Das Wissen über diese sieben Faktoren macht am Ende den entscheidenden Unterscheid im Kampf um neue Kunden.
CREATE OR DIE: "Sieben Ebenen" klingt beinnahe magisch - was ist das Besondere an diesem Modell?
André Morys: Ja, stimmt, am Ende sind es immer 5, 7 oder 12 Dinge, Ebenen, Gesetze. Bei diesem Modell stammen die Erkenntnisse aus vielen Quellen. Im Sieben-Ebenen-Modell stecken psychologische Motivationstheorien aus den 70er Jahren ebenso drin wie Verkaufs-Modelle aus den 80ern. Andere Conversion-Frameworks haben wir analysiert und zu guter letzt unsere eigenen Praxiserfahrungen aus hunderten Nutzertests und A/B-Tests einfließen lassen.
Das Besondere an dem Modell ist, dass es eine Art "Denkstütze" ist um aus den Augen eines Nutzers oder Kunden schauen zu können. Das macht es recht allgemeingültig. Wer das Prinzip verinnerlicht, wird viel einfacher Hypothesen über Schwachstellen und verbesserungsmöglichkeiten auf seiner eigenen Website ableiten können.

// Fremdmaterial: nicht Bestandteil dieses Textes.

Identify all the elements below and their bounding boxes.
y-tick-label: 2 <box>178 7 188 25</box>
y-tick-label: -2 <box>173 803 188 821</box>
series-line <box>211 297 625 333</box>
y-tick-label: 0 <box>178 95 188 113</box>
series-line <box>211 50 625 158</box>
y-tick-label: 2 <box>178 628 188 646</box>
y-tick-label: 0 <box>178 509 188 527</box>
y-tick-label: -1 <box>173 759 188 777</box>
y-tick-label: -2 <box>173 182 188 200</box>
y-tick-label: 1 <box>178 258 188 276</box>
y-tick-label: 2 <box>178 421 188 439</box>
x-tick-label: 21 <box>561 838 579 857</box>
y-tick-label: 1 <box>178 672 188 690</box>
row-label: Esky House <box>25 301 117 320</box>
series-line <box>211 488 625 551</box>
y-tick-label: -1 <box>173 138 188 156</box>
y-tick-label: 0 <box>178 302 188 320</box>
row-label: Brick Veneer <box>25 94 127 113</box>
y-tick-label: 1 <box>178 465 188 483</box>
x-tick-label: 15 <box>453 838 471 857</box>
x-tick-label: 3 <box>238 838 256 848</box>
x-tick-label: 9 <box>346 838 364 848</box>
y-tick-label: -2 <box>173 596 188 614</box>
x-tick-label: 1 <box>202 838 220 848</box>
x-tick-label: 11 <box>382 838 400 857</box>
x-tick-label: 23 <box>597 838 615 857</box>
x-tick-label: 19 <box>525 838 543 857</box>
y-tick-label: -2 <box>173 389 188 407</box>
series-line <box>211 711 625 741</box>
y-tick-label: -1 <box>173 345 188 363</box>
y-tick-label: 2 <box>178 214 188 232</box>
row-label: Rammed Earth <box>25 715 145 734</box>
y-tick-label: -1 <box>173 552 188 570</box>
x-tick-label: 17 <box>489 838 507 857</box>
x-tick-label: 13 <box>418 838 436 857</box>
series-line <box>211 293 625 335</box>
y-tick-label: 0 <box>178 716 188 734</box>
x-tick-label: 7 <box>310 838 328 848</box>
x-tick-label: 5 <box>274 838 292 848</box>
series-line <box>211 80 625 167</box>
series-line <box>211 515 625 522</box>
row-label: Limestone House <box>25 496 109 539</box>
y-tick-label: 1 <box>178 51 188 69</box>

CREATE OR DIE: Kannst du uns ein paar "geheime" Tricks verraten, die jeder Website-Betreiber schnell und unkompliziert umsetzen kann um in das Thema Conversion Optimierung einzusteigen.
André Morys: Ja, einen ganz einfachen Geheimtipp verrate ich im Buch gleich zu Beginn - den so genannten 5-Sekunden-Test. Diesen Test kann jeder in wenigen Minuten selbst machen. Es geht darum, die eigene Website als Ausdruck einer unbeteiligten bzw. unwissenden Person für nur fünf Sekunden zu zeigen. Danach stellt man einige wichtige Fragen, z.B. "Worum geht es auf dieser Seite?" "Wie fühlst Du Dich? "Warum?" "Würdest Du hier kaufen,...?".
Alleine dieser kurze Test liefert den meisten Shop- und Websitebetreibern unendlich viel wertvolle Erkenntnisse darüber, warum 40, 50 oder 60% der Besucher die Website bereits auf der ersten Seite verlassen.
Wie gesagt: eine exakte Anleitung gibt es im Buch.
André Morys ist Gründer und Vorstand der Web Arts AG. Das Beratungsunternehmen zählt zu den führenden Anbietern von E-Commerce- und Conversion-Optimierung.
Seit 2004 ist Morys als Dozent für Usability und User Centered Design an der Fachhochschule Gießen-Friedberg und hält darüber hinaus Vorträge auf Messen und Konferenzen zu den Themen E-Commerce und Conversion-Optimierung. Die Blogs und Berichte von André Morys unter www.konversionskraft.de werden von Fach und Publikumsmedien gleichermaßen aufgegriffen.